Overall, the text is largely a period piece and is likely of interest to a limited audience.
The essays included fall into two very distinct categories: those written by independent Ayn Rand scholars, like Den Uyl, Rasmussen, Machan or Mack, who show a real familiarity with Rand's published works (or, to be more precise, those works published prior to the publication of the book in 1984); and essays written by generally unsympathetic philosophers who merely took the trouble of reading a few Objectivist essays before refuting what are mostly misunderstandings of Rand's statements or arguments.

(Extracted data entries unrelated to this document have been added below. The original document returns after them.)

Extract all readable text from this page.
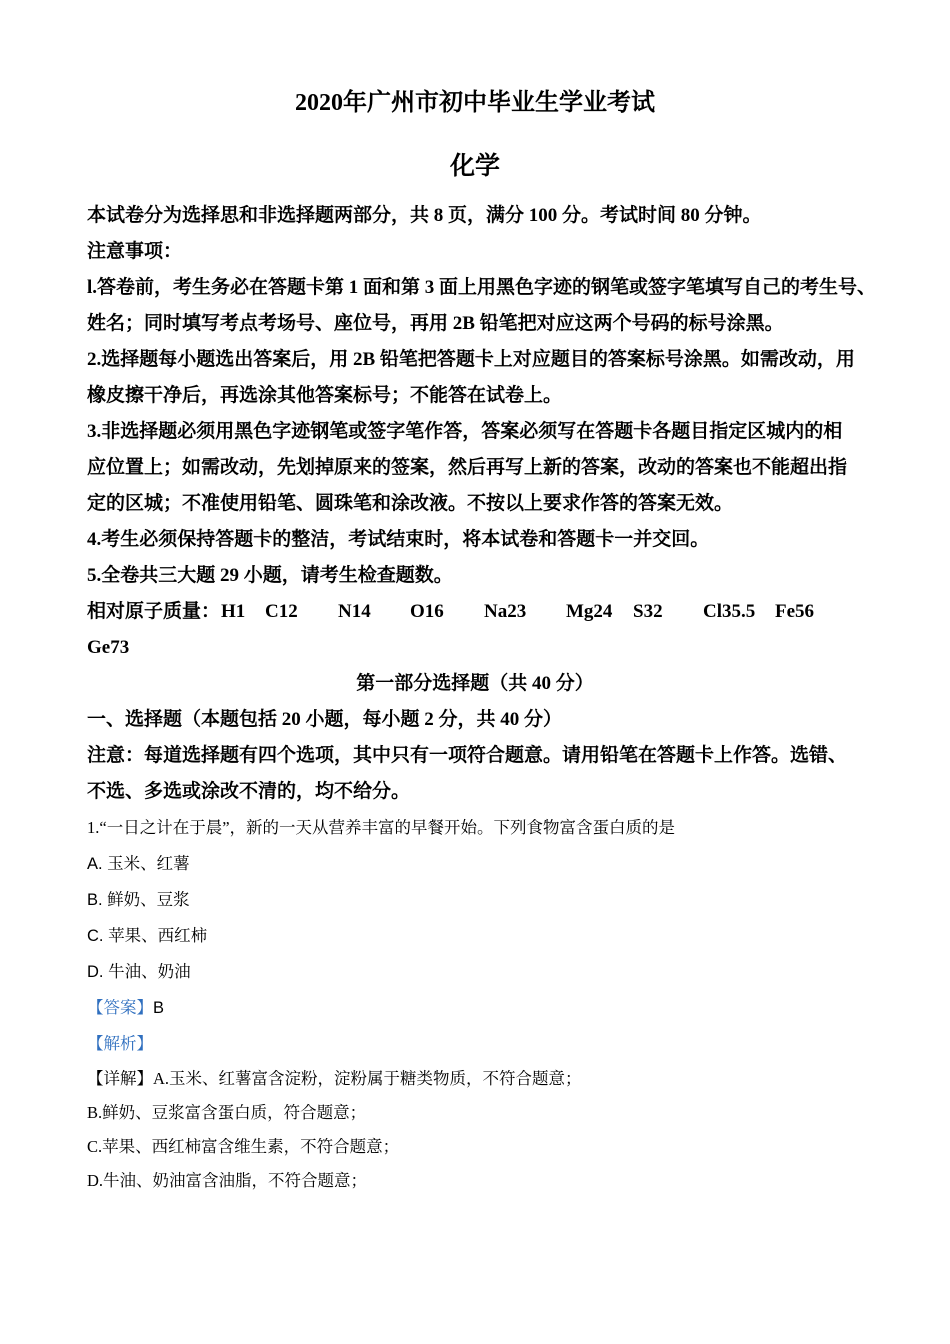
2020年广州市初中毕业生学业考试
化学
本试卷分为选择思和非选择题两部分，共 8 页，满分 100 分。考试时间 80 分钟。
注意事项：
l.答卷前，考生务必在答题卡第 1 面和第 3 面上用黑色字迹的钢笔或签字笔填写自己的考生号、
姓名；同时填写考点考场号、座位号，再用 2B 铅笔把对应这两个号码的标号涂黑。
2.选择题每小题选出答案后，用 2B 铅笔把答题卡上对应题目的答案标号涂黑。如需改动，用
橡皮擦干净后，再选涂其他答案标号；不能答在试卷上。
3.非选择题必须用黑色字迹钢笔或签字笔作答，答案必须写在答题卡各题目指定区城内的相
应位置上；如需改动，先划掉原来的签案，然后再写上新的答案，改动的答案也不能超出指
定的区城；不准使用铅笔、圆珠笔和涂改液。不按以上要求作答的答案无效。
4.考生必须保持答题卡的整洁，考试结束时，将本试卷和答题卡一并交回。
5.全卷共三大题 29 小题，请考生检查题数。
相对原子质量： H1 C12 N14 O16 Na23 Mg24 S32 Cl35.5 Fe56
Ge73
第一部分选择题（共 40 分）
一、选择题（本题包括 20 小题，每小题 2 分，共 40 分）
注意：每道选择题有四个选项，其中只有一项符合题意。请用铅笔在答题卡上作答。选错、
不选、多选或涂改不清的，均不给分。
1.“一日之计在于晨”，新的一天从营养丰富的早餐开始。下列食物富含蛋白质的是
A. 玉米、红薯
B. 鲜奶、豆浆
C. 苹果、西红柿
D. 牛油、奶油
【答案】B
【解析】
【详解】A.玉米、红薯富含淀粉，淀粉属于糖类物质，不符合题意；
B.鲜奶、豆浆富含蛋白质，符合题意；
C.苹果、西红柿富含维生素，不符合题意；
D.牛油、奶油富含油脂，不符合题意；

One example is Anthony Flew, whose pompously titled essay "Selfishness and the Unintended Consequences of Intended Action" combines a very cogent defense of the free market with a completely inept treatment of Rand's rational egoism. Flew takes the following statement from *The Fountainhead*: "No man can live for another... It is impossible in concept"; interprets it as meaning that no action can be unselfish and self-sacrificing; easily refutes the latter; and then blames Rand for her "false conclusion", her "lapse" and the "mess" she got herself into. Unfortunately for him, Rand was not saying that it is impossible ever to *act* in a self-sacrificial way, but that it was impossible consistently to *live* for another, which is totally different, and which I do not think Flew would be able to refute. As for his comment that "Rand is... mistaking it that all human relationships are or should be trading transactions", I surmise it is based on too literal an interpretation of the "trader principle", which is the Objectivist alternative to predatory egoism and altruism. Finally, the refutation of the Objectivist principle that there is no conflict of interest among rational men is based on an unjustified reading of "interest" as synonymous with "desire".
But the nadir of this collection is probably Wallace Matson's "Rand on Concepts" which claims to reformulate the Objectivist theory of concept-formation in a way that "preserves what is of value in Rand's treatment" and then proceeds to get rid of concepts altogether, claiming they are a dispensable "mysterious and subjective... third entity between word and thing"!
Of the ten essays included here, I would say that the five written by the better-informed Ayn Rand scholars are worth reading and often contain interesting observations and criticisms (though none that are so earth-shattering as to really threaten the structure of Objectivism), while the other five, when they are not off-topic, are generally lame.
And some of them didn't think much of her at all. Jack Wheeler, for example, tries to be nice but argues that she didn't really understand Aristotle very well. And Antony Flew, who has said elsewhere that he thinks her contribution to philosophy was 'zilch', makes mincemeat of her understanding of 'selfishness'.
The essays in here aren't all negative (nor should they be; Rand wasn't *completely* batty). And they *are* all thoughtfully and carefully written. But Rand's 'philosophy' won't withstand fifteen minutes of careful scrutiny by anyone who knows anything about the field from any non-'Objectivist' source.
If, as it appears, Rand is going to get some academic attention after all, then this volume should be kept handy. At least SOME of the attention should be negative.